What were the original intentions behind founding Talking Band with Ellen Maddow and Tina Shepard? Have you been surprised by how much the group has accomplished?
Before we founded Talking Band, we all were in the Open Theater, directed by Joseph Chaikin. It was a seminal theater company in the 1960s and early ’70s — one of the first theater ensembles to create works collaboratively. We learned how powerful it was for all members of an ensemble to be invested in the whole artistic endeavor — not just their part, but the content and whole aesthetic of the production.
So, when the Open Theater disbanded in 1973, we knew we wanted to continue work as a creative ensemble. In the works created by the Open Theater, the language was very spare — much was expressed by movement and music. We also wanted to bring some of the heightened energy we had found in physical theater into language.
So, at first, we explored the performance of poetry and then plays by poets. The Open Theater was also a politically engaged theater; its shows weren’t polemical, but suggested alternate ways of being in the world, and explored aspects of human behavior that were not being reflected in the conventional theater and entertainment of the time. When we started Talking Band, we considered ourselves a ‘poetic-political theater.’ In one way, I’m surprised we are still creating and producing works after 45 years, but on the other I’m not — what else would we rather be doing than this work?
The company’s website stresses the necessity of adequate time to develop these pieces. Why is a one to two-year development process so important?
Our work needs a lot of research, experimentation, testing and revision before it reaches its final form. In the years the Open Theater existed, there was higher level of funding for the arts, and it was also cheaper to live in New York City. So we could afford long periods of paid work for the artists. Now, the economic realities make that much harder.

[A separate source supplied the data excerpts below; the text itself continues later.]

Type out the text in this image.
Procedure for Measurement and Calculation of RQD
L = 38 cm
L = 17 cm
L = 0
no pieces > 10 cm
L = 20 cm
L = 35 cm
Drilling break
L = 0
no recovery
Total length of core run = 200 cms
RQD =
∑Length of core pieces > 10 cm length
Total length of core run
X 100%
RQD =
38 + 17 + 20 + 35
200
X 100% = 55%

One way Talking Band has dealt with that is by establishing a Performance Lab. These are periodic workshops in which we explore questions of interest to us that could have to do with performance techniques, theatrical genres or other artistic disciplines. The workshops are like pure research — not necessarily aimed at a particular production or performance deadline — but the discoveries made in these labs usually have a way of filtering into our shows.